第2話 目が覚めると
そこは戦場の後方、フィルス教保守派の拠点地、
仮で張られた天幕の中に、直登はいた。
直登は空間の裂け目に引きずり込まれ、なぜか交わるはずのないこの世界に来てしまった。
そして直登は目を覚ます...
「...ん、ここは?」
直登がゆっくりと体を起こすと、そこは天幕の中の布の上に横たわっており、手には手錠がはめられている。

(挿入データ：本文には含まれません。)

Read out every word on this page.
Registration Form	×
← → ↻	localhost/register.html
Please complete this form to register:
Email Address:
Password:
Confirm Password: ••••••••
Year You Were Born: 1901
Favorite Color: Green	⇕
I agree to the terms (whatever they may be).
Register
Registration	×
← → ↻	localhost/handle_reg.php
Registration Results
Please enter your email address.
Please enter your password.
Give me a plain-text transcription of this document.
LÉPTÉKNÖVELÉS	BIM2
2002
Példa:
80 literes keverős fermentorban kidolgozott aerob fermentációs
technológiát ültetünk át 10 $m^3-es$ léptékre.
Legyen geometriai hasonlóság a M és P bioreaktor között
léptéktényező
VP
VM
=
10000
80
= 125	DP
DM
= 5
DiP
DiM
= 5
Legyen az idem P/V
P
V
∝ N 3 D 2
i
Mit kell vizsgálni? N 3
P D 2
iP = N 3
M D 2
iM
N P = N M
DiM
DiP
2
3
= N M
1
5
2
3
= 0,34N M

バタバタと音を立て、周りにいた兵士たちが手に持った剣を向ける。
「まて」
その場にいた将校のような人間が他兵士を制止する。
「どこだ?ここは?」
「動くな!」
直登が動こうとすると剣を構えた兵士の一人が声を荒げる。
直登は驚き、動きを止める。
「すみません状況がわからないんですが。」
直登は静止したままそう伝える。
すると将校のような人物が口を開く
「すまないが、こちらも貴殿が何者かわからぬ故、動揺している。
剣を構え取り囲むこの状況を許してくれ」
「は、はぁ」
「まずは一つ聞かせてほしい。貴殿は国軍革新派の人間か?それとも我ら側の人間か?」
直登はそう聞かれて黙り込む、何を言っているのか理解ができないからだ。
「すみません。こくぐん..派というのも、あなたたちのことも何もわかりません。」
将校はそう答えられ、動揺した様子を見せている。
「ここはどこですか?」
「・・・ここはフィルス神の加護を受けし魔法の国、フィルスアリアの西の地、アルバポリスだ」
「魔法..?」
何もかもがおかしいと直登は思った、フィルスアリアという国は聞いたことがない。それにこの男はこの国を魔法の国と言った。本気ならば気が触れているとしか言いようがない。
だが、もう一つの可能性にも直登は気づいていた。
〈ここは地球上のどこでもない、別世界なのではないかと〉
その後も将校からいくつか質問を受けたが、当然答えられるものはなかった。
「埒が明かないな。おい、魔術師殿を呼べ」
「はっ」
男ははそういうと、その少しあと兵士が魔術師と呼ばれる女を連れてきた。
「なんじゃ、こんな狭いテントに...むさくるしい。ぬし達は出ていけ」
「魔術師殿、困りますな。このものがまだ何者かわかっておらぬのです。」
「大丈夫じゃ、反抗の気配があればわしがすぐ気づく、この者からは〈動揺〉と〈恐怖〉の気配しかせん。あんな武装した兵士どもに囲まれては逆効果じゃ。」
「わかりました。では私だけは同席させていただきますぞ。」
「仕方ないのぉ」
その女は見た目は30歳前後くらいの女だが、老人言葉をしゃべり、〈魔術師〉にイメージ通りの服装をしている。
「む、おぬし、何者...」
魔術師の女は直登の目を見るなり、不思議そうに近寄り、そう呟く。
「ぬし、この世界のものではないな?」
直登はその言葉に驚いたとともに、やはりそうだと腑に落ちた気持ちになった。
「はい。俺は地球という場所の日本という国にいたはずですが、気づけばここにいました
「ふむ。チキュウ、ニホン...、おいダグラス、ぬしは聞いたことがあるか?」
「いえ。まったくありません。」
魔術師に聞かれダグラスと呼ばれた将校は答える。
「ではおぬしは違う世界の住人で気づけばこの国にいた。そしてここの事情は何も知らない。そういうことでよいかな?」
「はい。その通りです。」
「そんなバカな..」
話を聞く将校は驚きの表情を浮かべる。
「躁魔・承炎之煌」
魔術師がそう言うと、彼女の持つ杖が光だし、直登にかけられた手錠が一瞬赤く光り、墨と化す。
「魔術師殿、勝手なことをされては困ります!」
「大丈夫じゃダグラス、この者に嘘はない。暴れるようならわしが責任を取ろう」
「この者をどうするつもりですか?」
「いずれにしてもこの戦地で開放するわけにもいかない。ひと段落するまでは我らヘリオサマナで預かろう。」
「あの..ひとついいですか?」
「なんだ?」
直登はダグラスの方に向いて話す。
「私が眠っている間、どこにどのように現れたのですか?」
「空から降ってきたのだ。」
「え?」
「我らの拠点の空中より落ちてきて、兵が私のもとへ連れてきた。」
「9歳の女の子、私の妹はいませんでしたか」
「いや、そのような報告は受けておらぬな。少なくともこの戦場 アルバポリス(西の荒野)のフィルス教保守派の領地にはいないであろうな。」
「そうですか。」
直登はそれを聞いて俯く。自分の今の状態にも困惑していたが、何より柚希のことが心配だった。きっと同じようにこっちの世界に来ているはずだ。
「じゃあ、行くぞぬし」
魔術師はそういうと直登を連れて、天幕を出る。